ただし、例外が一つ存在します。ブラウザは本物の Web サーバーに接続していると認識していますが、その認識がなされたのは実際に本物の Web サーバーに接続した場合に有効な TLS 証明書が提示されたからです。

したがって、悪意のないメールサーバーによって反射された不正なスクリプトにより、ブラウザが実際には Web サーバーに全く接続していないにも関わらず、ブラウザのクッキーや Web サーバーに関連する Web データが読み取られることがあります。

サーバーの混同

しかし、そもそもなぜブラウザは Web サーバーの TLS 証明書とメールサーバーの証明書を混同してしまうのでしょうか。

Let’s Encrypt のような証明書発行会社が登場し、TLS 証明書を無料で簡単に取得できるようになるまでは、ネットワーク上のすべてのサーバーの証明書を購入・更新するのにかなりの手間 (とコスト) がかかっていました。

その結果、企業は当然ネットワークドメイン内の複数台、あるいはすべてのサーバーに対して有効な証明書を用いることが多くなります。

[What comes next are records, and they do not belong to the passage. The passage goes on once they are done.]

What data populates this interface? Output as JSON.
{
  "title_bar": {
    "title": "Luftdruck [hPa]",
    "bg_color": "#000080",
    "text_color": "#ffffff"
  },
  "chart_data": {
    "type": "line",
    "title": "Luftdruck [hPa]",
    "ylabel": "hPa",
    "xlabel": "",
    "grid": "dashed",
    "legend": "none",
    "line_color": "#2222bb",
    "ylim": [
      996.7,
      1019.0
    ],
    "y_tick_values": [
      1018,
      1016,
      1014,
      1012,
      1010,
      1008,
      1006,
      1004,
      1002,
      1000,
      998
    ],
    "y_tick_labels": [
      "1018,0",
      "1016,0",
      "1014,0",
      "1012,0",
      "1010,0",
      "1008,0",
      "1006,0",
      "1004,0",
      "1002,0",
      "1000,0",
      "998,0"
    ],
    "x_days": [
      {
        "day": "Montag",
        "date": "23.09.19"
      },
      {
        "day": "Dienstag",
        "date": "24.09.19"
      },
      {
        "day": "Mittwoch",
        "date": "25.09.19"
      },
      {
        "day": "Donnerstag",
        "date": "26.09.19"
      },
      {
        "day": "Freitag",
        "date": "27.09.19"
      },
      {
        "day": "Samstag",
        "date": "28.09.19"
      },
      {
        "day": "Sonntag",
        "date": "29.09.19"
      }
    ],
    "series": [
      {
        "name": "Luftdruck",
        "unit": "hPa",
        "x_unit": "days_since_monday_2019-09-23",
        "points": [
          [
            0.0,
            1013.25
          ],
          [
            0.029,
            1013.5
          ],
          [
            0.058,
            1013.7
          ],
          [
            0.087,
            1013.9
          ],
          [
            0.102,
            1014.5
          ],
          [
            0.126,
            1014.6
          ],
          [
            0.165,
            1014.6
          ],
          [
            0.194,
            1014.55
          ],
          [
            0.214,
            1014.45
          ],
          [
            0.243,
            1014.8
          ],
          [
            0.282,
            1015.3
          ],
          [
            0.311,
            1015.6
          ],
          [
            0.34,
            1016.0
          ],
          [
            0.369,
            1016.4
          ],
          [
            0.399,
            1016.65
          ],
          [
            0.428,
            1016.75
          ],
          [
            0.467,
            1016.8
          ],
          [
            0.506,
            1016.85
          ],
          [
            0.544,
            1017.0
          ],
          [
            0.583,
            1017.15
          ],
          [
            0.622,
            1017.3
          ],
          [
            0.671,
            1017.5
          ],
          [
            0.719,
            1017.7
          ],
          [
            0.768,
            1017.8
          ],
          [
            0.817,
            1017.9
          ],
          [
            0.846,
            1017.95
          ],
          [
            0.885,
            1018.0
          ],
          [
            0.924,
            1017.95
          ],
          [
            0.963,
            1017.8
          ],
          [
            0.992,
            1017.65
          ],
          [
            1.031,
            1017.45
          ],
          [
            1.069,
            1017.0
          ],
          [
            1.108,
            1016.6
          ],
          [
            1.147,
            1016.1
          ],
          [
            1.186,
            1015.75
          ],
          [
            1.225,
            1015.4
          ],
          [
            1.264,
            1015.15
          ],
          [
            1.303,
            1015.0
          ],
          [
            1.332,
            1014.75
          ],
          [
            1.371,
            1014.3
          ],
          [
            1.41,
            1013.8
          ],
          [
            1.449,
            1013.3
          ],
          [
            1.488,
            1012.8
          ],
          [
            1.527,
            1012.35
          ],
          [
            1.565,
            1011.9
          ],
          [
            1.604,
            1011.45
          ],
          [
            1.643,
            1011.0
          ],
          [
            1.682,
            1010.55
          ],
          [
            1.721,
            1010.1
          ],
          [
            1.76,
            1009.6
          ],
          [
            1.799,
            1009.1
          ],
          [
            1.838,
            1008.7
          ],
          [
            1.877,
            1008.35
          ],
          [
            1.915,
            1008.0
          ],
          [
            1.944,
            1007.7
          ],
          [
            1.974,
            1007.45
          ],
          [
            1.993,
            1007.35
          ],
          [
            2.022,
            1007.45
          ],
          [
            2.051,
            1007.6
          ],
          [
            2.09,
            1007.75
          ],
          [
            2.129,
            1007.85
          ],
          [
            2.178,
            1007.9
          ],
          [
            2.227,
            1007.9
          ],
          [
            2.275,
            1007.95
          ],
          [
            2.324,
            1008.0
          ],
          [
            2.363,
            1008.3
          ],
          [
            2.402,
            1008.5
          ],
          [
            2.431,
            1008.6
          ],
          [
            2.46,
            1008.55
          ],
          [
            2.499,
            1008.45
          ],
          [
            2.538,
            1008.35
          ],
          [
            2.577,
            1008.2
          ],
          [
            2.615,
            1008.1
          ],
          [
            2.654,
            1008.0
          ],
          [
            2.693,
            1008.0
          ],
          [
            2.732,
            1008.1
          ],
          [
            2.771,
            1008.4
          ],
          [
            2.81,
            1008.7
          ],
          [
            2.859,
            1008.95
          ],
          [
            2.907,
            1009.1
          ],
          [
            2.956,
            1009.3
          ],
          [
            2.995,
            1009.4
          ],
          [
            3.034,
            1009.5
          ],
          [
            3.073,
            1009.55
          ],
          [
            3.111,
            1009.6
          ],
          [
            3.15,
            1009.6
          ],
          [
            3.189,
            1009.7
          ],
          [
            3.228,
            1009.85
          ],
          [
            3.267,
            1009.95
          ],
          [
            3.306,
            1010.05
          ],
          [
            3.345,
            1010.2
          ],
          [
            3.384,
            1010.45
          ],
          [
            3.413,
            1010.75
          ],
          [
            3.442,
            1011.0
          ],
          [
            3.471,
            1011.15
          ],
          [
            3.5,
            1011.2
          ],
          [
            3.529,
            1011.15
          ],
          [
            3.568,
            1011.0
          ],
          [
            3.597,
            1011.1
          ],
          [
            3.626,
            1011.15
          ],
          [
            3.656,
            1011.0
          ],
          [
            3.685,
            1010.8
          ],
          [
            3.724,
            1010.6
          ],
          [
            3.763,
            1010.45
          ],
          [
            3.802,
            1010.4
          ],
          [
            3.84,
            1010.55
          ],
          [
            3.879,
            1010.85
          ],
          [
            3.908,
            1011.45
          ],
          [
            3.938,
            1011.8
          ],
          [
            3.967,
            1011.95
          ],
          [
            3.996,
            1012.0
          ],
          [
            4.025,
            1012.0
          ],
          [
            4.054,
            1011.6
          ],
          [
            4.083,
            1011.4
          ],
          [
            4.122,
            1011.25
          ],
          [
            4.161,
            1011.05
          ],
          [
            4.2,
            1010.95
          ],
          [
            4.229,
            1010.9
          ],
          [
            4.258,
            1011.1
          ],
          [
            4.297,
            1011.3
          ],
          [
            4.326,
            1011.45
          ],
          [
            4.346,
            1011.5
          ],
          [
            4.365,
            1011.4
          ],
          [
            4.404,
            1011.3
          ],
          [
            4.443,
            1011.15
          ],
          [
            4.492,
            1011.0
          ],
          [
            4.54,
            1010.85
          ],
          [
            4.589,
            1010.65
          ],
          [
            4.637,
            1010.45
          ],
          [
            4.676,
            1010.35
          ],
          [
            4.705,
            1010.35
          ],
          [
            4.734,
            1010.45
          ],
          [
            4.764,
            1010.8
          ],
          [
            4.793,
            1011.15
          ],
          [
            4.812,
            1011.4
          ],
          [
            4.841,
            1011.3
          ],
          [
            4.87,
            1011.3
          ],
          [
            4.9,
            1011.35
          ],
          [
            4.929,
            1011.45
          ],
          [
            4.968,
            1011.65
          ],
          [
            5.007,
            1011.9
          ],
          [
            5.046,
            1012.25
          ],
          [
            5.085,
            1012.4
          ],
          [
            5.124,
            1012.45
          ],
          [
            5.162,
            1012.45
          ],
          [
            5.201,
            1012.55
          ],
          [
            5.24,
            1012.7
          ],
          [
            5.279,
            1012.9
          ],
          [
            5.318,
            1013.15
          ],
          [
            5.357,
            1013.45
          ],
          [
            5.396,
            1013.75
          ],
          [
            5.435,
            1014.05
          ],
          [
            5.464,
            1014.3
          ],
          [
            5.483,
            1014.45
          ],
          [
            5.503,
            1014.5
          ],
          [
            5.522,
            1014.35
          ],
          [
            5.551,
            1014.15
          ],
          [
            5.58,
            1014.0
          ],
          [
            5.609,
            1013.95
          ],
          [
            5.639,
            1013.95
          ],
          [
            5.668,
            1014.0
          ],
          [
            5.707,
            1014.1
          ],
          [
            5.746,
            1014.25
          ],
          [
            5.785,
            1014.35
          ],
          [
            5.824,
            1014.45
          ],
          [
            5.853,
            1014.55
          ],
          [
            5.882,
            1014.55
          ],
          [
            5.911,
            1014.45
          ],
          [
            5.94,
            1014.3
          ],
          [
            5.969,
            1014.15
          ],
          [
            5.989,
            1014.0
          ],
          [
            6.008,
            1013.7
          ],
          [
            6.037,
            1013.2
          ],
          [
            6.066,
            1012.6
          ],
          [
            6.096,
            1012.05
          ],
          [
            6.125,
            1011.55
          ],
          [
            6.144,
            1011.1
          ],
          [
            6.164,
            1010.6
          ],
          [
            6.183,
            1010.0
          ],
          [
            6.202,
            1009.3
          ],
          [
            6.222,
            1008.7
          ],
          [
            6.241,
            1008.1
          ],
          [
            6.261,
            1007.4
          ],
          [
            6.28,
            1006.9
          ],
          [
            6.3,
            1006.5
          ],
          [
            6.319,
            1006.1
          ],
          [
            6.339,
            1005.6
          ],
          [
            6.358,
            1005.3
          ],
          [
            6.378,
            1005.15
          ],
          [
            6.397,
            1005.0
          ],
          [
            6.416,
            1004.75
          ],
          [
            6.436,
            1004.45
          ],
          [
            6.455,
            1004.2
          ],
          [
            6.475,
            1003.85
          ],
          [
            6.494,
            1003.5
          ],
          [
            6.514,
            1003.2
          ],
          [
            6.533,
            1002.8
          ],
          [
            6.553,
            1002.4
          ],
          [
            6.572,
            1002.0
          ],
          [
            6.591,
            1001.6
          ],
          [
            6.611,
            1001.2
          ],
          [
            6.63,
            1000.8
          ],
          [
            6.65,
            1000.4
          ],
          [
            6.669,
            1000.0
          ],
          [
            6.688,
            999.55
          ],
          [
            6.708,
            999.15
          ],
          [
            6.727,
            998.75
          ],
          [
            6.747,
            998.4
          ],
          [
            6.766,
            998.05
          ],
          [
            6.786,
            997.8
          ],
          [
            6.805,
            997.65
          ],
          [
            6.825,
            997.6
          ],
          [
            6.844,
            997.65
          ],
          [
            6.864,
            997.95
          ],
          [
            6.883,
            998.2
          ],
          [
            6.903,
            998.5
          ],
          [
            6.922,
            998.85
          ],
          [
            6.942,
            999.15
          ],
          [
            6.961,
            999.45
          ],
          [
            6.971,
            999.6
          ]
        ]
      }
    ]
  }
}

たとえば、www.example.commail.example.com のそれぞれに対して別々の証明書を取得する代わりに、*.example.com に対して有効な、いわゆるワイルドカード証明書を使用することができます。このアスタリスクは「任意の文字列」を意味し、多くのファイル検索プログラムが、「*.DOCX」を「.DOCX という拡張子を持つ全てのファイル」のことだと判断するのと同じ仕組みです。

非常に簡略化されてはいますが、これこそが、ALPACA 問題の本質です。

ネットワーク上の複数の異なる種類のサーバーに対して有効な TLS 証明書は、ALPACA の CA、すなわちクロスプロトコル攻撃 (Cross-protocol Attacks) を行うために使用することができます。

ブラウザは確かに誤ったサーバーを信用してしまい、誤った方式で通信をしてしまいますが、攻撃者はサーバー自体を直接ハッキングしなくとも、ある種の有害なセキュリティバイパスを行うことができるのです。

対策

研究者たちは、ネットワークへの訪問者が不審な ALPACA 攻撃に騙されないよう、TLS の悪用のリスクを減らすためのいくつかの方法を明らかにしています。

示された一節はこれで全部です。